Buddy-movie Tech Entrepreneurs
After a decade laboring for others in Silicon Valley, two Berkeley Engineering alumni — Farshad Ghaffari at left and Sid Yenamandra — friends since college, started their own company.
CLIENT
Berkeley Engineering — School of Engineering at the University of California, Berkeley
ASSIGNMENT
Wrote and photographed article for Berkeley Engineering, the school’s e-newsletter.
“The reason we are where we are now is because it’s ‘two for the journey’ as opposed to just one,”
says Yenamandra, 37, who along with Ghaffari, 38, co-founded Entreda in 2011. Their company offers a cloud-based package of IT applications, including data backup, wifi, networking, storage and cybersecurity.
Fittingly, in their office overlooking downtown San Mateo, California, these computing comrades sit at twin desks.

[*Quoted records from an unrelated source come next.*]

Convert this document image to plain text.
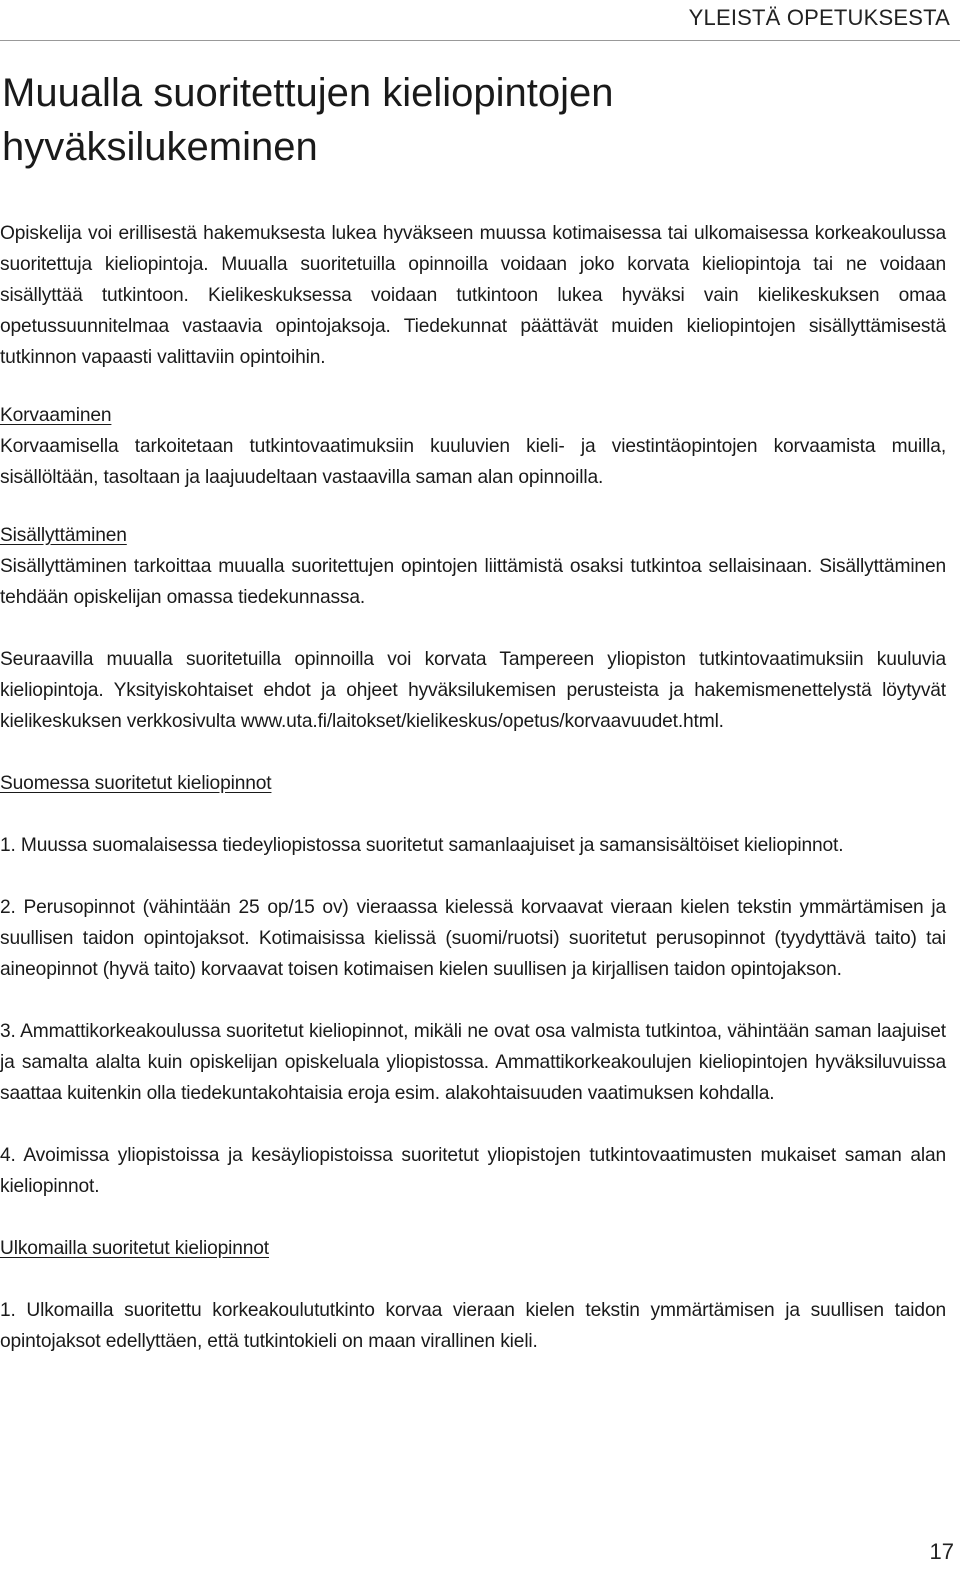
YLEISTÄ OPETUKSESTA
Muualla suoritettujen kieliopintojen
hyväksilukeminen

Opiskelija voi erillisestä hakemuksesta lukea hyväkseen muussa kotimaisessa tai ulkomaisessa korkeakoulussa suoritettuja kieliopintoja. Muualla suoritetuilla opinnoilla voidaan joko korvata kieliopintoja tai ne voidaan sisällyttää tutkintoon. Kielikeskuksessa voidaan tutkintoon lukea hyväksi vain kielikeskuksen omaa opetussuunnitelmaa vastaavia opintojaksoja. Tiedekunnat päättävät muiden kieliopintojen sisällyttämisestä tutkinnon vapaasti valittaviin opintoihin.

Korvaaminen

Korvaamisella tarkoitetaan tutkintovaatimuksiin kuuluvien kieli- ja viestintäopintojen korvaamista muilla, sisällöltään, tasoltaan ja laajuudeltaan vastaavilla saman alan opinnoilla.

Sisällyttäminen

Sisällyttäminen tarkoittaa muualla suoritettujen opintojen liittämistä osaksi tutkintoa sellaisinaan. Sisällyttäminen tehdään opiskelijan omassa tiedekunnassa.

Seuraavilla muualla suoritetuilla opinnoilla voi korvata Tampereen yliopiston tutkintovaatimuksiin kuuluvia kieliopintoja. Yksityiskohtaiset ehdot ja ohjeet hyväksilukemisen perusteista ja hakemismenettelystä löytyvät kielikeskuksen verkkosivulta www.uta.fi/laitokset/kielikeskus/opetus/korvaavuudet.html.

Suomessa suoritetut kieliopinnot

1. Muussa suomalaisessa tiedeyliopistossa suoritetut samanlaajuiset ja samansisältöiset kieliopinnot.

2. Perusopinnot (vähintään 25 op/15 ov) vieraassa kielessä korvaavat vieraan kielen tekstin ymmärtämisen ja suullisen taidon opintojaksot. Kotimaisissa kielissä (suomi/ruotsi) suoritetut perusopinnot (tyydyttävä taito) tai aineopinnot (hyvä taito) korvaavat toisen kotimaisen kielen suullisen ja kirjallisen taidon opintojakson.

3. Ammattikorkeakoulussa suoritetut kieliopinnot, mikäli ne ovat osa valmista tutkintoa, vähintään saman laajuiset ja samalta alalta kuin opiskelijan opiskeluala yliopistossa. Ammattikorkeakoulujen kieliopintojen hyväksiluvuissa saattaa kuitenkin olla tiedekuntakohtaisia eroja esim. alakohtaisuuden vaatimuksen kohdalla.

4. Avoimissa yliopistoissa ja kesäyliopistoissa suoritetut yliopistojen tutkintovaatimusten mukaiset saman alan kieliopinnot.

Ulkomailla suoritetut kieliopinnot

1. Ulkomailla suoritettu korkeakoulututkinto korvaa vieraan kielen tekstin ymmärtämisen ja suullisen taidon opintojaksot edellyttäen, että tutkintokieli on maan virallinen kieli.

17
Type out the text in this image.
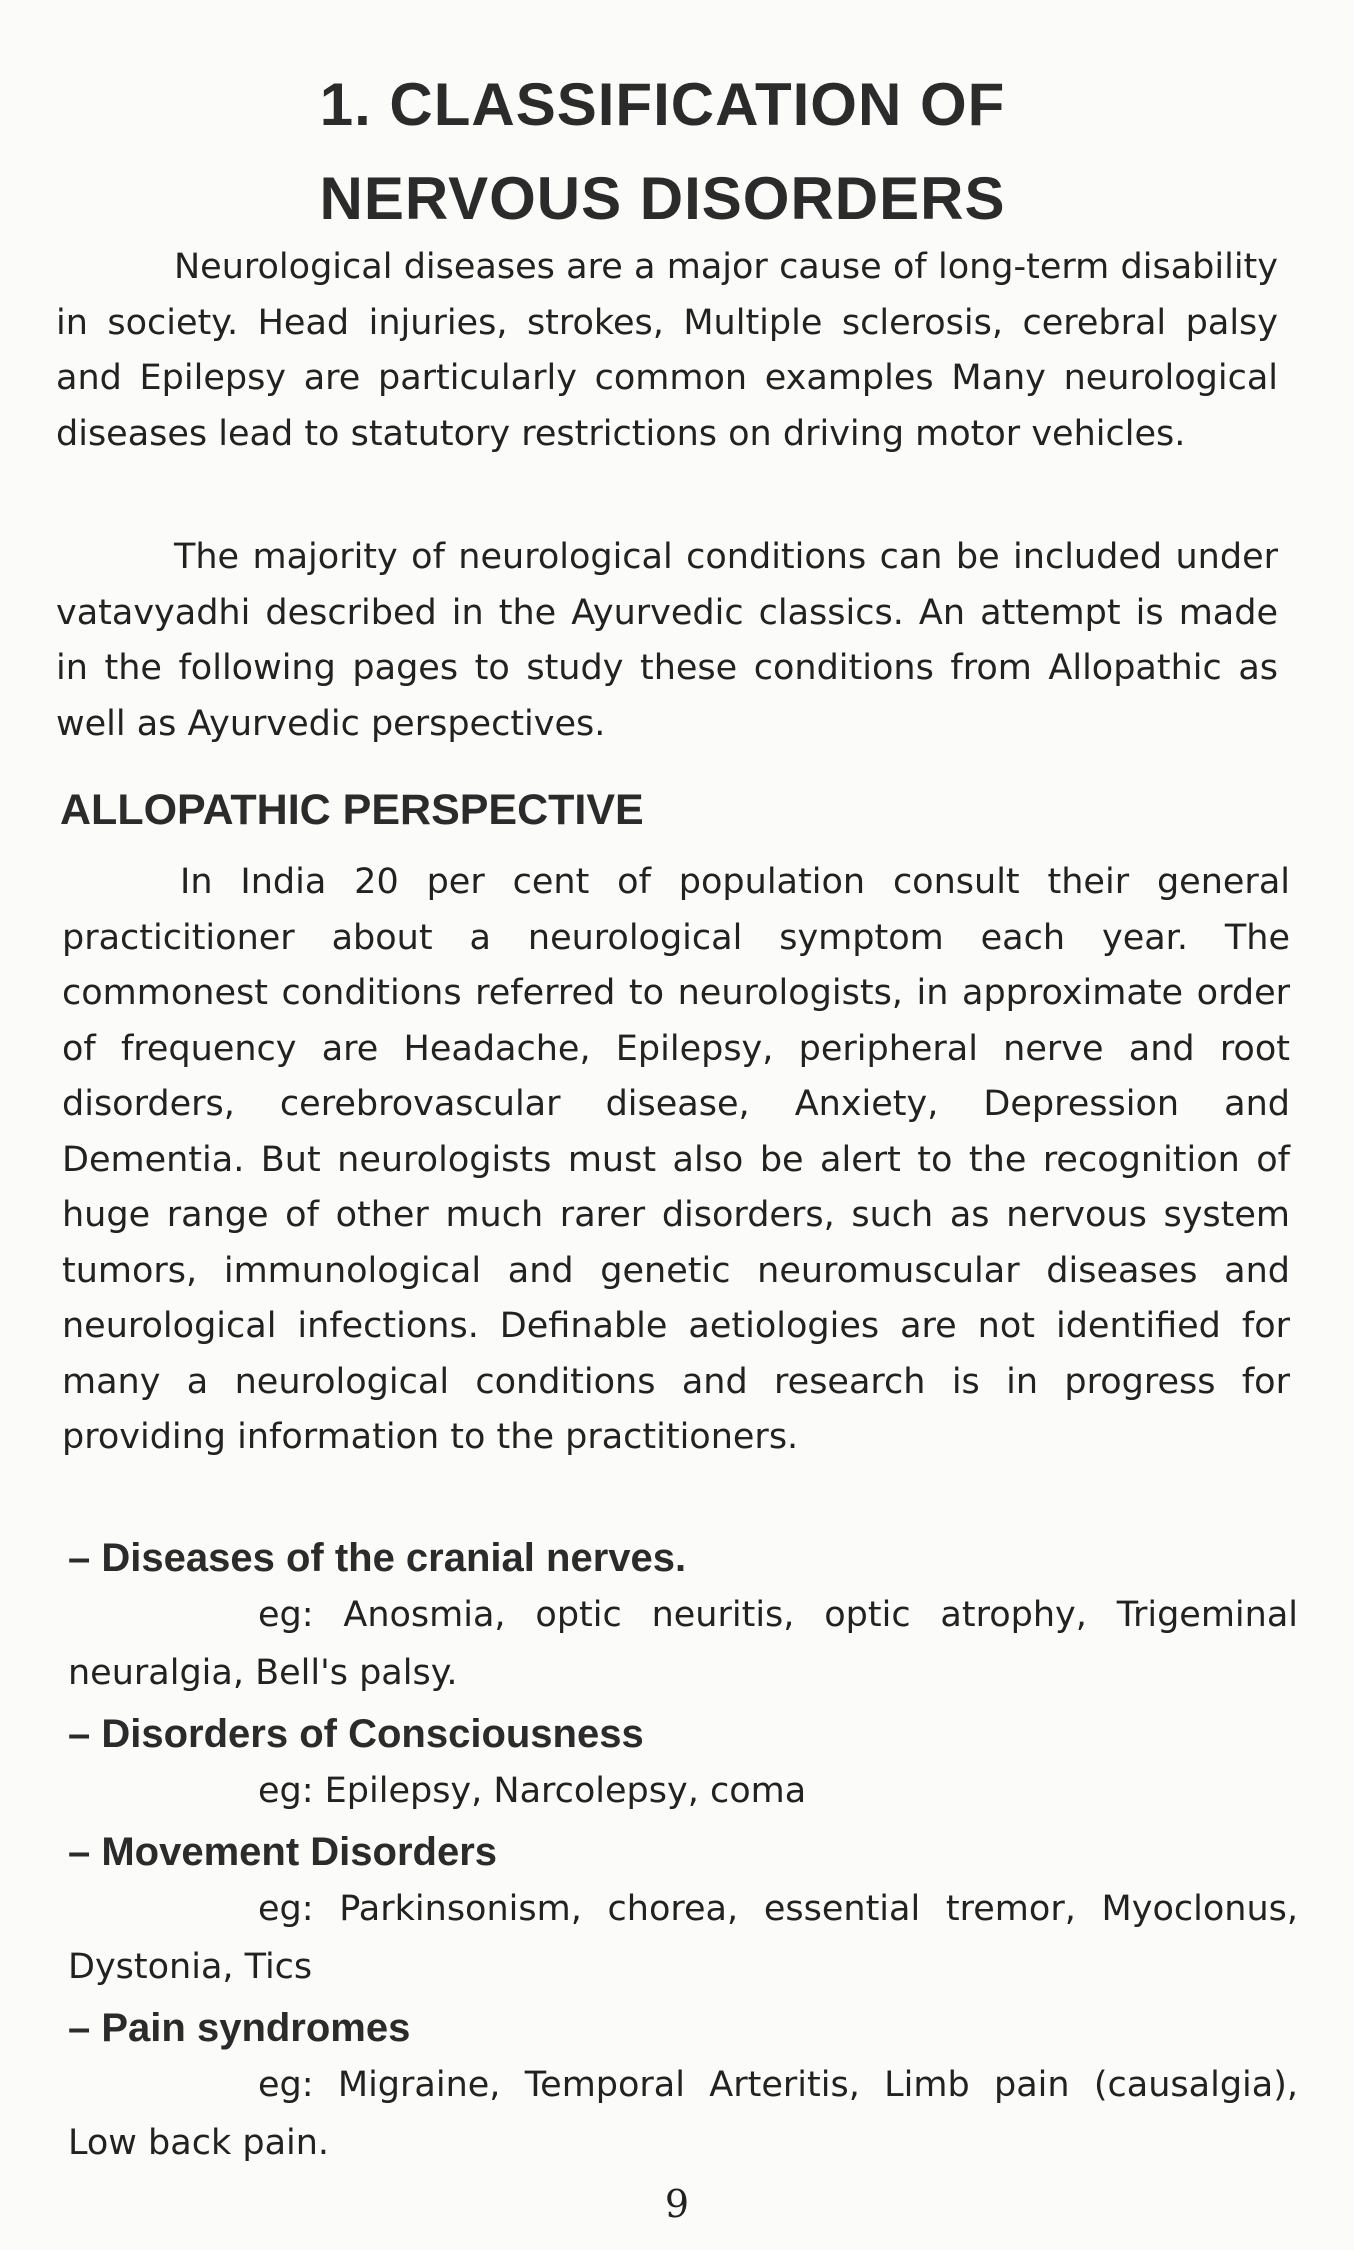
1. CLASSIFICATION OF
NERVOUS DISORDERS

Neurological diseases are a major cause of long-term disability in society. Head injuries, strokes, Multiple sclerosis, cerebral palsy and Epilepsy are particularly common examples Many neurological diseases lead to statutory restrictions on driving motor vehicles.

The majority of neurological conditions can be included under vatavyadhi described in the Ayurvedic classics. An attempt is made in the following pages to study these conditions from Allopathic as well as Ayurvedic perspectives.

ALLOPATHIC PERSPECTIVE

In India 20 per cent of population consult their general practicitioner about a neurological symptom each year. The commonest conditions referred to neurologists, in approximate order of frequency are Headache, Epilepsy, peripheral nerve and root disorders, cerebrovascular disease, Anxiety, Depression and Dementia. But neurologists must also be alert to the recognition of huge range of other much rarer disorders, such as nervous system tumors, immunological and genetic neuromuscular diseases and neurological infections. Definable aetiologies are not identified for many a neurological conditions and research is in progress for providing information to the practitioners.

– Diseases of the cranial nerves.
eg: Anosmia, optic neuritis, optic atrophy, Trigeminal neuralgia, Bell's palsy.
– Disorders of Consciousness
eg: Epilepsy, Narcolepsy, coma
– Movement Disorders
eg: Parkinsonism, chorea, essential tremor, Myoclonus, Dystonia, Tics
– Pain syndromes
eg: Migraine, Temporal Arteritis, Limb pain (causalgia), Low back pain.
9
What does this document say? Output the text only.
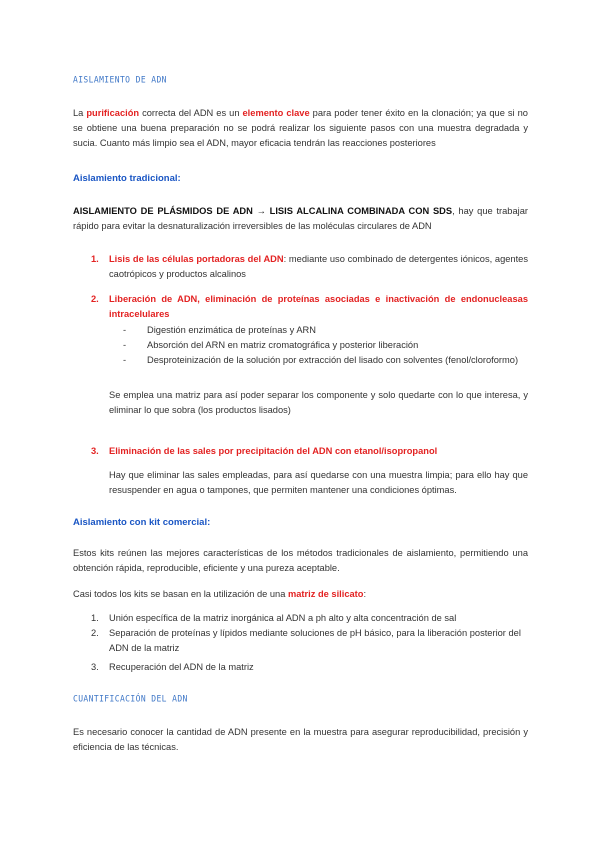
AISLAMIENTO DE ADN
La purificación correcta del ADN es un elemento clave para poder tener éxito en la clonación; ya que si no se obtiene una buena preparación no se podrá realizar los siguiente pasos con una muestra degradada y sucia. Cuanto más limpio sea el ADN, mayor eficacia tendrán las reacciones posteriores
Aislamiento tradicional:
AISLAMIENTO DE PLÁSMIDOS DE ADN → LISIS ALCALINA COMBINADA CON SDS, hay que trabajar rápido para evitar la desnaturalización irreversibles de las moléculas circulares de ADN
1. Lisis de las células portadoras del ADN: mediante uso combinado de detergentes iónicos, agentes caotrópicos y productos alcalinos
2. Liberación de ADN, eliminación de proteínas asociadas e inactivación de endonucleasas intracelulares
- Digestión enzimática de proteínas y ARN
- Absorción del ARN en matriz cromatográfica y posterior liberación
- Desproteinización de la solución por extracción del lisado con solventes (fenol/cloroformo)
Se emplea una matriz para así poder separar los componente y solo quedarte con lo que interesa, y eliminar lo que sobra (los productos lisados)
3. Eliminación de las sales por precipitación del ADN con etanol/isopropanol
Hay que eliminar las sales empleadas, para así quedarse con una muestra limpia; para ello hay que resuspender en agua o tampones, que permiten mantener una condiciones óptimas.
Aislamiento con kit comercial:
Estos kits reúnen las mejores características de los métodos tradicionales de aislamiento, permitiendo una obtención rápida, reproducible, eficiente y una pureza aceptable.
Casi todos los kits se basan en la utilización de una matriz de silicato:
1. Unión específica de la matriz inorgánica al ADN a ph alto y alta concentración de sal
2. Separación de proteínas y lípidos mediante soluciones de pH básico, para la liberación posterior del ADN de la matriz
3. Recuperación del ADN de la matriz
CUANTIFICACIÓN DEL ADN
Es necesario conocer la cantidad de ADN presente en la muestra para asegurar reproducibilidad, precisión y eficiencia de las técnicas.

They say that this year, their 15-employee company is on track to break even for the first time, with a sales pipeline in the $5 to $10 million range.
Right now, they are bubbling with excitement about the prospects for Unify, an integrated IT software suite they designed for small businesses.
Their product has been gaining traction with registered investment advisors, who nationally manage more than $2 trillion in assets. Unify aims to do for financial services firms what credit card fraud-detection systems do for companies like Visa and Mastercard.